Furthermore, if you’re out riding a bike, you don’t necessarily need a face covering but should consider wearing one if there are other riders or lots of people around.
Are backyard barbeques, picnics in the park, or outdoor parties okay?
Before attending or hosting any outdoor party, barbeque, or picnic, it’s important to research local rules around gatherings, always plan ahead, and consider the rate of COVID-19 transmission in your community. Gatherings with a few people are probably fine as long as everyone follows social distancing rules. However, any large gatherings increase the risk of infection and everyone should not only social distance themselves, but wear face masks as well.
When it comes to sharing food, Dr. Choi recommends that “If you aren’t from the same household, it’s a good idea to bring your own food, drink, supplies, and utensils to avoid transmitting the virus through surfaces.”
For basic suggestions on how to have a safe picnic outdoors, read Lehigh Valley Health Network’s Do’s and Don’ts: Summer Picnics, Coronavirus-Style.
Are beaches, swimming pools, and hot tubs safe?
Currently, there is no evidence that the virus that causes COVID-19 spreads through water in pools, hot tubs, spas, or water parks according to CDC experts.
But while you may be safe in the water, there is still an ongoing community spread of the virus among the dense crowds attracted to and present at these public places. And when in the water, it can be hard to wear a mask or difficult remembering to keep 6-feet away from everyone.
Bottom line, as beaches continue to reopen and if public pools open at all, you can still enjoy the water and your children can still splash around, but you must follow proper social distancing both in and out of the water and be fully aware of your surroundings.
For other concerns and safety questions specific to hot tubs, lakes, water sports, and beaches, UC Health offers extensive valuable information.
Should you use public restrooms?
If you gotta go, you gotta go. Whether you’re at a park, at the beach, or on the road this summer, one of the main concerns to address is whether or not public restrooms are safe to use.
Most opened public restrooms are required to follow certain CDC guidelines, but according to infectious disease experts, they are still perfect for the transmission of COVID-19. They are small, enclosed spaces that are poorly ventilated with plenty of high-touch surfaces including sinks, door handles, toilets, and countertops.
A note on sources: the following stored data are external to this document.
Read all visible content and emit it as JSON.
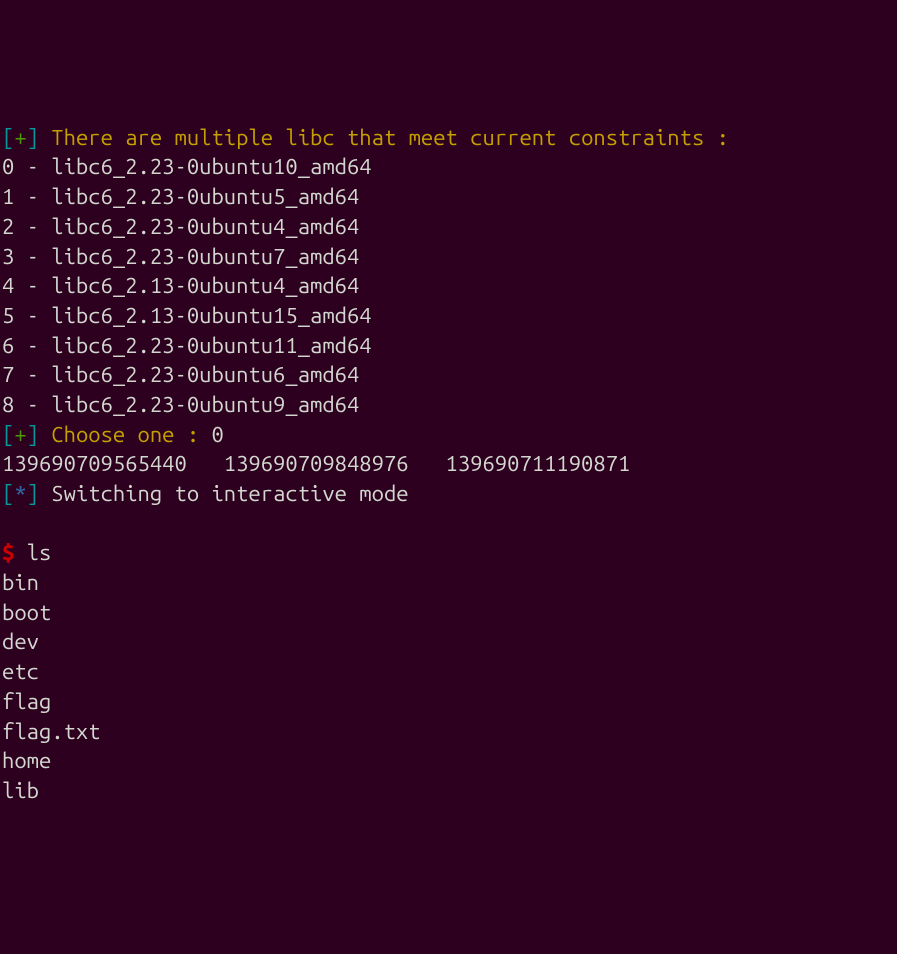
{
  "header": {
    "prefix_open": "[",
    "prefix_symbol": "+",
    "prefix_close": "]",
    "message": " There are multiple libc that meet current constraints :"
  },
  "libcs": [
    {
      "idx": "0",
      "name": "libc6_2.23-0ubuntu10_amd64"
    },
    {
      "idx": "1",
      "name": "libc6_2.23-0ubuntu5_amd64"
    },
    {
      "idx": "2",
      "name": "libc6_2.23-0ubuntu4_amd64"
    },
    {
      "idx": "3",
      "name": "libc6_2.23-0ubuntu7_amd64"
    },
    {
      "idx": "4",
      "name": "libc6_2.13-0ubuntu4_amd64"
    },
    {
      "idx": "5",
      "name": "libc6_2.13-0ubuntu15_amd64"
    },
    {
      "idx": "6",
      "name": "libc6_2.23-0ubuntu11_amd64"
    },
    {
      "idx": "7",
      "name": "libc6_2.23-0ubuntu6_amd64"
    },
    {
      "idx": "8",
      "name": "libc6_2.23-0ubuntu9_amd64"
    }
  ],
  "choose": {
    "prefix_open": "[",
    "prefix_symbol": "+",
    "prefix_close": "]",
    "label": " Choose one : ",
    "value": "0"
  },
  "numbers_line": "139690709565440   139690709848976   139690711190871",
  "switching": {
    "prefix_open": "[",
    "prefix_symbol": "*",
    "prefix_close": "]",
    "message": " Switching to interactive mode"
  },
  "shell": {
    "prompt": "$",
    "command": " ls"
  },
  "ls_output": [
    "bin",
    "boot",
    "dev",
    "etc",
    "flag",
    "flag.txt",
    "home",
    "lib"
  ]
}
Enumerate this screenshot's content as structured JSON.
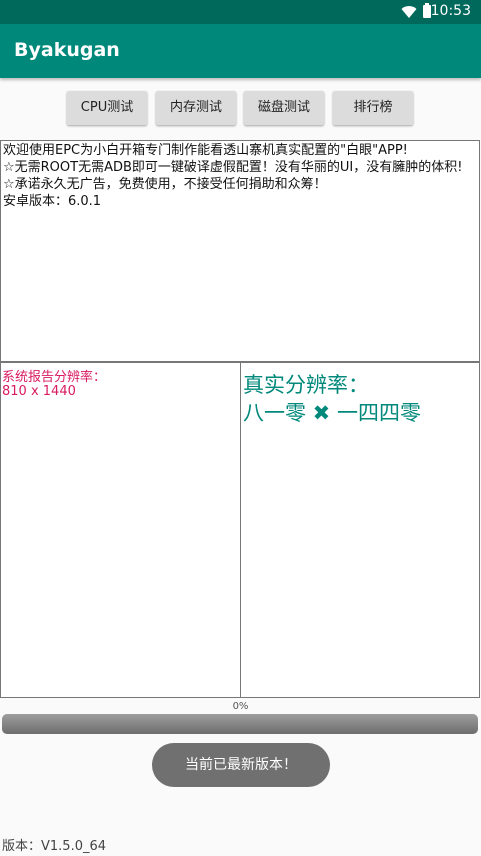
{
  "status_bar": {
    "time": "10:53",
    "icons": [
      "wifi-icon",
      "battery-icon"
    ]
  },
  "app_bar": {
    "title": "Byakugan"
  },
  "toolbar": {
    "cpu_label": "CPU测试",
    "memory_label": "内存测试",
    "disk_label": "磁盘测试",
    "ranking_label": "排行榜"
  },
  "info": {
    "lines": [
      "欢迎使用EPC为小白开箱专门制作能看透山寨机真实配置的\"白眼\"APP!",
      "☆无需ROOT无需ADB即可一键破译虚假配置！没有华丽的UI，没有臃肿的体积!",
      "☆承诺永久无广告，免费使用，不接受任何捐助和众筹！",
      "安卓版本：6.0.1"
    ]
  },
  "reported": {
    "label": "系统报告分辨率：",
    "value": "810 x 1440"
  },
  "real": {
    "label": "真实分辨率：",
    "value": "八一零 ✖ 一四四零"
  },
  "progress": {
    "text": "0%",
    "value": 0
  },
  "toast": {
    "text": "当前已最新版本！"
  },
  "footer": {
    "version": "版本：V1.5.0_64"
  },
  "colors": {
    "primary": "#00897b",
    "status_bar": "#00695c",
    "reported_text": "#d81b60",
    "real_text": "#00897b"
  }
}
With this said, if you absolutely have to use a public restroom, there are a few key steps you can take to limit your exposure to the active virus.
Wear a mask, use toilet seat covers, use paper to touch any handles, wash your hands thoroughly after you leave, and bring your own hand sanitizer with at least 60% alcohol. If you feel more comfortable, you can also wear plastic gloves and bring your own toilet paper.
What guidelines can I follow when traveling?
Since the chances of getting and spreading COVID-19 are increased when traveling, staying home is still the best way to protect yourself, your family, and others from getting sick or spreading the virus.
Before traveling, plan ahead, exercise caution, and find out the rate of COVID-19 transmission both in your own community and place of destination. Determine if those you are traveling with or traveling to are more likely to contract the virus due to older age or other underlying medical conditions. Keep in mind that while traveling, you have the potential to get infected, and if you have COVID-19 but no symptoms, you could still spread it to others.
Whether you’re taking a road trip or traveling out of state, the CDC offers a variety of travel considerations and toolkits for your use.
We hope these simple recommendations will help you feel safe while you enjoy some summertime fun.